Para o pesquisador, a sublevação digital dever ser vista por enquanto "como um rascunho". "Não se pode dizer que há casos de sucesso ou de insucesso", afirma, referindo-se às rebeliões na Tunísia e na Líbia.

- Há uma certa volatilidade nesses movimentos, um certo imediatismo e um engajamento local que ultrapassa fronteiras, mas não uma lógica de filiação política, uma ação precisa e acordos. Não há duração – resumiu o professor.

Anonimato

Grós abordou sob outros ângulos as consequências para a democracia decorrentes das novas tecnologias da informação, como o uso de rastreadores (chips e aparelhos GPS), e o alto grau de exposição da vida privada dos internautas. A impossibilidade de se apagar em definitivo o que é publicado poderia, por exemplo, levar ao temor de que o indivíduo, mesmo concordando com as regras da rede, esteja sendo subtraído em direitos fundamentais.

- Será que não faz parte da democracia o direito ao anonimato e à intimidade? – questionou o filósofo.

Ele lembrou, por outro lado, que a internet permite conhecer de maneira muito mais rápida a vontade popular, mas serve ao mesmo tempo à troca de insultos, disseminação de boatos e movimentos de pânico.

Sobre a influência cultural da web, o professor foi comedido.

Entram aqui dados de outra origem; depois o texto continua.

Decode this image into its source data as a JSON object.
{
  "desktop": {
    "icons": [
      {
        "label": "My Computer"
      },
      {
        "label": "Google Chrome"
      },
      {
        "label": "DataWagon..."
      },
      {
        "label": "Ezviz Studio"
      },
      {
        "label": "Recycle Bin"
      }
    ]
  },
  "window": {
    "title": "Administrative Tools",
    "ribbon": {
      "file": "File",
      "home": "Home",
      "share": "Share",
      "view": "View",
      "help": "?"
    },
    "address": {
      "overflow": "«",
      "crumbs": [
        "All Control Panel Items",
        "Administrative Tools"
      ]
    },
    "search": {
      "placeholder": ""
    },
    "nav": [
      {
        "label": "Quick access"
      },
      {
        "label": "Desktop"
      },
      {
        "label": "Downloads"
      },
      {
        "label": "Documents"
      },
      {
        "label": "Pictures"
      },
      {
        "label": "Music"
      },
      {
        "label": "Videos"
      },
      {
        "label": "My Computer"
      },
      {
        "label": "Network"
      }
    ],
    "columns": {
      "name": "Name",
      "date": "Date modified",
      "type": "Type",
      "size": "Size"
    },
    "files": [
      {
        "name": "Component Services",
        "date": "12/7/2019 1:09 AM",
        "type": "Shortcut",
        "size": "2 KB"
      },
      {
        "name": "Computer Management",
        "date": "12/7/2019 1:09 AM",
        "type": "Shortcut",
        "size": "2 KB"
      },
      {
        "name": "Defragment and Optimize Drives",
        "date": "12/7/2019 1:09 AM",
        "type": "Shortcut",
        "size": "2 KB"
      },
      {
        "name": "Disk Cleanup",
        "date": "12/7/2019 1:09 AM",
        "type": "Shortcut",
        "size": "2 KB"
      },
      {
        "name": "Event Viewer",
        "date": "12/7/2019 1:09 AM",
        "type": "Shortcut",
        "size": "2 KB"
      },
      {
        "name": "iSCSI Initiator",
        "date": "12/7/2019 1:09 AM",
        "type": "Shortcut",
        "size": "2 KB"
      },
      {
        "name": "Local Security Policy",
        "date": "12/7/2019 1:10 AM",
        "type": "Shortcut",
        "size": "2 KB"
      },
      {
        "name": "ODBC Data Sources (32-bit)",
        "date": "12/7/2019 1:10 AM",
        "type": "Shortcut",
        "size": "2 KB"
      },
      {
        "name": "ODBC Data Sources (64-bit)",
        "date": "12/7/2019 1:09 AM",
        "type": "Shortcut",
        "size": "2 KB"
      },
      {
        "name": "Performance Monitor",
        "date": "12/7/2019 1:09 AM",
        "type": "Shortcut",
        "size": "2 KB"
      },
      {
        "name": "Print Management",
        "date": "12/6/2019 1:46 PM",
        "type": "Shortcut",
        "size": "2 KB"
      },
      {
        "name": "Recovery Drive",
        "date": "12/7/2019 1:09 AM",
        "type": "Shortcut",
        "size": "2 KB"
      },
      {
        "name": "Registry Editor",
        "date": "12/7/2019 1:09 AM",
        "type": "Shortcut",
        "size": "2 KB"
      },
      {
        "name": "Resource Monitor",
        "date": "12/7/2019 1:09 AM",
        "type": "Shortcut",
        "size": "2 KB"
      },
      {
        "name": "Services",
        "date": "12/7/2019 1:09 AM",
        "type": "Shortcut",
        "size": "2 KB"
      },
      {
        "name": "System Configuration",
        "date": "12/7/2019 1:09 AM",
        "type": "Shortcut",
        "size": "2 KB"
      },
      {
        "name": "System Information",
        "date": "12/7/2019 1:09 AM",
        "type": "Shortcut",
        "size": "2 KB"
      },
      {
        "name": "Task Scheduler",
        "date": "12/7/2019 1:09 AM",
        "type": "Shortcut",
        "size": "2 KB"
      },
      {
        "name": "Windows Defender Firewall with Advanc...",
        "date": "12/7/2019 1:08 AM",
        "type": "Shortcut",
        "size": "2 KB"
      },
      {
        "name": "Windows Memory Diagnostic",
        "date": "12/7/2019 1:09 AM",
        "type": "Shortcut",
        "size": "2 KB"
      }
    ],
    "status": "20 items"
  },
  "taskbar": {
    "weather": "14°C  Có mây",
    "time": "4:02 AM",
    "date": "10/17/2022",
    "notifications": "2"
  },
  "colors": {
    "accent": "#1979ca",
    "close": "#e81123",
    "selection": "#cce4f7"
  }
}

À carência de informações da fase anterior sucedeu um tsunami que prejudica a reflexão e o julgamento crítico. O problema no momento é encontrar fórmulas de “hierarquizar” as informações, de modo que se possa atribuir valores ao que é publicado.

Um dos fenômenos mais presentes na rede é o das ‘bolhas’, assuntos que assumem uma importância repentina e ganham enorme popularidade, mas desaparecem com a mesma rapidez da notoriedade.

– Existe uma presença forte da imagem, a reatividade é mais rápida, mas ficamos somente um minuto em cada página – salientou.

Horizontes

Com a presença de renomados pensadores contemporâneos, brasileiros e estrangeiros, o ciclo de debates que investiga o tema democracia em seus diferentes aspectos é o primeiro, de uma série, do Fórum Senado Brasil 2012. Trata-se de uma das atividades de comissão especial instituída pelo presidente do Senado, José Sarney, “para fomentar a reflexão na Casa”.

Presidida pelo embaixador Jerônimo Moscardo, a comissão cuida da realização de seminários especiais que no decorrer do ano debaterão grandes temas da atualidade, como os desafios das democracias modernas, as crises financeiras, cultura e conhecimento na era da tecnologia.

A relação democracia liberal e "governamentalidade" será destrinchada nesta terça-feira pelo filósofo Helton Adverse, na penúltima conferência do ciclo. O filósofo lembra que nos fundamentos da moderna concepção liberal de democracia estão as noções de direitos humanos, soberania popular e liberdade individual.